How to Build a Strong Homebuying Budget
Before committing to buying an Alexandria home, it is important to know the type of household someone can afford. Otherwise, homeowners could end up house poor, spending the bulk of their monthly income on simply paying for their home.
By creating a strong homebuying budget ahead of time, people can determine what they can afford - and rest assured their income can cover it. A homebuying budget can also help leave room for future changes in the family, such as having children or going back to school. Here's how to get started.

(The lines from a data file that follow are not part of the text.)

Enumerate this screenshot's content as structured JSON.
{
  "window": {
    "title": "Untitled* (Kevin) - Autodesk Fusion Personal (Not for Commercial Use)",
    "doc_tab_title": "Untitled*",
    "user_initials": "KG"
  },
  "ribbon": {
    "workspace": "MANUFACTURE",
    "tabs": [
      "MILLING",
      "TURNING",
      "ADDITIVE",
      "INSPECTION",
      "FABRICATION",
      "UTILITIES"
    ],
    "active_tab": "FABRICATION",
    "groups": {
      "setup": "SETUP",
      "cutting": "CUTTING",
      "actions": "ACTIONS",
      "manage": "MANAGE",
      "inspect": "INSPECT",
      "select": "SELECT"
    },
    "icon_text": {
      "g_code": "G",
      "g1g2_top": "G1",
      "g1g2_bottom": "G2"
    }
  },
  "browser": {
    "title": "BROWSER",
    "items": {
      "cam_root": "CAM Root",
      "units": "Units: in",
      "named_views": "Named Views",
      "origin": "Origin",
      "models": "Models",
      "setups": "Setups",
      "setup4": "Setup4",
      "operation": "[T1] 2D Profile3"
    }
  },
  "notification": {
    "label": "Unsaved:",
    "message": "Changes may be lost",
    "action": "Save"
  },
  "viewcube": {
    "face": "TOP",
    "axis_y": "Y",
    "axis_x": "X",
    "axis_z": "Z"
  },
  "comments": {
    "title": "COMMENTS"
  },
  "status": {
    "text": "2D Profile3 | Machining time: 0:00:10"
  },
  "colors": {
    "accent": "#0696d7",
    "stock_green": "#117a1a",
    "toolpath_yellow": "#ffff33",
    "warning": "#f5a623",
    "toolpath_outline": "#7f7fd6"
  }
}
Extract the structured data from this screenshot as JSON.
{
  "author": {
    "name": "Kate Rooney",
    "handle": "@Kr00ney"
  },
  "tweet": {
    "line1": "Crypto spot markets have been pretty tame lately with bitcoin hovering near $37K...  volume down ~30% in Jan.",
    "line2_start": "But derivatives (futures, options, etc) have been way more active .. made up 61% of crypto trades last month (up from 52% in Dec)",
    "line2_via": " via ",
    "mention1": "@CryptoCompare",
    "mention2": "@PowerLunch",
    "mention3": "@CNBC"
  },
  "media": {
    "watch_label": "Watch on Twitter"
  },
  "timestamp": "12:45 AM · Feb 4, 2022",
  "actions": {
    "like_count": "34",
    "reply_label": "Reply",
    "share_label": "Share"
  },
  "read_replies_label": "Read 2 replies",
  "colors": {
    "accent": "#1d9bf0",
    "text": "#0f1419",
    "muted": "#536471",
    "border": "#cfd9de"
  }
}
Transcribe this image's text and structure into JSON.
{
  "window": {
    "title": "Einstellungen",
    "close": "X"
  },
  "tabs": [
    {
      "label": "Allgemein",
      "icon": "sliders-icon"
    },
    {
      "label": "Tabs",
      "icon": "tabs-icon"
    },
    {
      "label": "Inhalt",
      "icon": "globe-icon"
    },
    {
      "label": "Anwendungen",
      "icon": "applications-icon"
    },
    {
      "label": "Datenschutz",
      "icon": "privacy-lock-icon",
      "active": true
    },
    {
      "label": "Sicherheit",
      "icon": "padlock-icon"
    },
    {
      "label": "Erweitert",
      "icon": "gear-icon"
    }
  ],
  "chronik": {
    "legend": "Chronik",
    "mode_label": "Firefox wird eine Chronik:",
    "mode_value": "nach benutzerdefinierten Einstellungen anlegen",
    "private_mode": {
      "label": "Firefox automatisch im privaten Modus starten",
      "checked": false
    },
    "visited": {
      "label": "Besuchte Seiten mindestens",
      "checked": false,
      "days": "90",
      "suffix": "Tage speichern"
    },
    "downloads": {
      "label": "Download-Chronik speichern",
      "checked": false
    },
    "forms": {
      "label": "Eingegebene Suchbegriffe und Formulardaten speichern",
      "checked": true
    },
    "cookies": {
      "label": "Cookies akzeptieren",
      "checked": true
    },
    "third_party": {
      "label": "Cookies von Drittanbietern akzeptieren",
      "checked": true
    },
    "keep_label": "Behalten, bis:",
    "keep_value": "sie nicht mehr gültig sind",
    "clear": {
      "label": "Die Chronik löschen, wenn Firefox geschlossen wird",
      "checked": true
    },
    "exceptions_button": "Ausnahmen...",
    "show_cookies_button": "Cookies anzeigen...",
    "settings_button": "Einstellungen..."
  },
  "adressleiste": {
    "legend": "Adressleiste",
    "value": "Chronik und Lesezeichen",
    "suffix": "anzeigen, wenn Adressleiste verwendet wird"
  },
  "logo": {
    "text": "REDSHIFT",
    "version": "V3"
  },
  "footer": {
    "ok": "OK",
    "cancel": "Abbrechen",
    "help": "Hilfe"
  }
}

Take an Inventory of All Monthly Income
Before anyone can decide what they can afford to spend each month, they must add up all their income sources for everyone who contributes to the household. Income sources may include:
- Freelance earnings
- Long-term disability benefits
- Rental property income
- Interest from investments
Across all sources of income, add up the post-tax dollars coming into the household. That figure is the total amount available to spend and save each month.
Jot Down Household Expenses in Detail
Household expenses often eat up a good portion of the income coming into the house each month. If they grow high enough, they can even leave little for the intended mortgage payment. Prospective homebuyers need to add up all these expenses to see where they are at and make necessary changes.
To do this, they should look at all the things people in the household pay for on a regular basis, such as:
- Car repairs
With this information, it will be clear how much is left for the mortgage payment. If it is not enough, then expenses will need to be trimmed before moving forward.
Determine How Much Homeownership Will Cost
Homeownership does not just entail paying the mortgage payment on time each month, though this is a big part of it. Owning a home also comes with many other expenses as well, including:
- Homeowners insurance
- Property taxes
- Maintenance and repairs
- Renovation projects
- HOA dues
Ideally, the cost of the house payment, insurance, and other expenses should not exceed 25 percent of the monthly household income. So, when figuring out how much of a mortgage people can afford, they must compare it to their income to get into the right range. Otherwise, they could end up with minimal cash flow that is not tied to a monthly expense.
Consider Future Aspirations and Their Costs
Although figuring out income, existing expenses, and homeownership costs helps dial in how much one can afford, prospective homebuyers also need to consider their future aspirations. If they want to add to their family, go to college, or pick up an involved hobby, they must have the income leftover to allow these aspirations. This can be difficult to predict, but with a little research, it is possible to get an idea of what their future aspirations might cost.
Add It All Up to See What They Can Afford
After identifying all income and expenses, prospective homebuyers can start to see how much they can afford. They can use their ideal mortgage payment and other homeownership costs in their calculations to see what their budget will look like after buying a home.
If expenses outweigh income, changes will need to be made to avoid ending up in the red. They can elect to buy a less expensive home to lower the mortgage payment or eliminate some of their other expenses. Either way, they need to match income to expenses, giving every dollar a job to do, maximizing their ability to stay on steady financial footing after buying a house.
By following these steps, prospective homebuyers can create a strict homebuying budget and make their money work for them. This way, they can buy a home with confidence their income will support all their endeavors now and in the future.